| Summary: | Booking.com confirmation pdf not parsed | ||
|---|---|---|---|
| Product: | [Applications] KDE Itinerary | Reporter: | Gergely HORVÁTH <horvathg.1988> |
| Component: | general | Assignee: | Volker Krause <vkrause> |
| Status: | REPORTED --- | ||
| Severity: | normal | ||
| Priority: | NOR | ||
| Version First Reported In: | unspecified | ||
| Target Milestone: | --- | ||
| Platform: | Other | ||
| OS: | Linux | ||
| Latest Commit: | Version Fixed/Implemented In: | ||
| Sentry Crash Report: | |||
|
Description
Gergely HORVÁTH
2024-07-11 20:48:14 UTC
PDF created by printing a website are currently unfortunately not supported, the PDFs we can import are only those generated by providers themselves. Is it because the generated pdfs contain some additional metadata/tags that makes it easier/possible to parse or because the position of various data after printing is not constant?
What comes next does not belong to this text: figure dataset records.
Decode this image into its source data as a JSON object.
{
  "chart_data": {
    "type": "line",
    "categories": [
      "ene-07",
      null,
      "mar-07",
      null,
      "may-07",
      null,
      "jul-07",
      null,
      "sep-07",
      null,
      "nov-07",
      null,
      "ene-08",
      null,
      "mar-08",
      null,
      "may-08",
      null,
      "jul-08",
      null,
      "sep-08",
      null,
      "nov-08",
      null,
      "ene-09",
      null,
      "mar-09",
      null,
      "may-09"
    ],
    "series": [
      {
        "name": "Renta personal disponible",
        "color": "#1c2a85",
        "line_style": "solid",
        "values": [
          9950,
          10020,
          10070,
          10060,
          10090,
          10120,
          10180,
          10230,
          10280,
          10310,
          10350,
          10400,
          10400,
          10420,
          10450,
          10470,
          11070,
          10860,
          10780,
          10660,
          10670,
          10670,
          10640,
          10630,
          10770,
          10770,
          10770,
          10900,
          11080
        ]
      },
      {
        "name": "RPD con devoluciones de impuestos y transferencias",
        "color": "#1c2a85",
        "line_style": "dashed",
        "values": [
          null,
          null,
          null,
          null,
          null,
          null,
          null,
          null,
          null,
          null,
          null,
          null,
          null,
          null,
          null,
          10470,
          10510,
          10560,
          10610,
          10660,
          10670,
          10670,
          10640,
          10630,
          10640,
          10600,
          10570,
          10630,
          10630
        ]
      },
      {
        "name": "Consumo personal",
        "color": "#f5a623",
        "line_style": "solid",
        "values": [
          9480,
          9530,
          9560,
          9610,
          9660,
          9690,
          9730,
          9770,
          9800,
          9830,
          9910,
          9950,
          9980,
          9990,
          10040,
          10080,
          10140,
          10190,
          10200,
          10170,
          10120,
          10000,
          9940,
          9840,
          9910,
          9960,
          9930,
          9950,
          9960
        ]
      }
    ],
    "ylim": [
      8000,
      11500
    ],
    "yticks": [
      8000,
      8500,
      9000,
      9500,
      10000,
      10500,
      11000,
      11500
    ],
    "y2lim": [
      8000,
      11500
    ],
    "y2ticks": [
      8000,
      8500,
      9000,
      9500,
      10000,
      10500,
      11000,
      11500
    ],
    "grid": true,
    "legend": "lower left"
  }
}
Moreover, are you using some metadata or searching for patterns on the page during parsing? The main challenge with browser-generated PDFs is that line and page breaks don't tend to be stable, resulting in many more variations that need to be handled. That doesn't mean extracting from them is impossible, but you can usually only rely on textual content not the structure or layout of it. For extracting other PDF we tend to use a mix of textual and structural approaches. Metadata beyond that is rare in PDFs (eg. the author/creator fields), we use that e.g. for determining the correct extractor scripts when properly set (which is more efficient than doing that based on the content). The best case are (large) 2D barcodes in PDFs, like found on flight or train tickets, but those should work in PDFs printed from websites already as well. |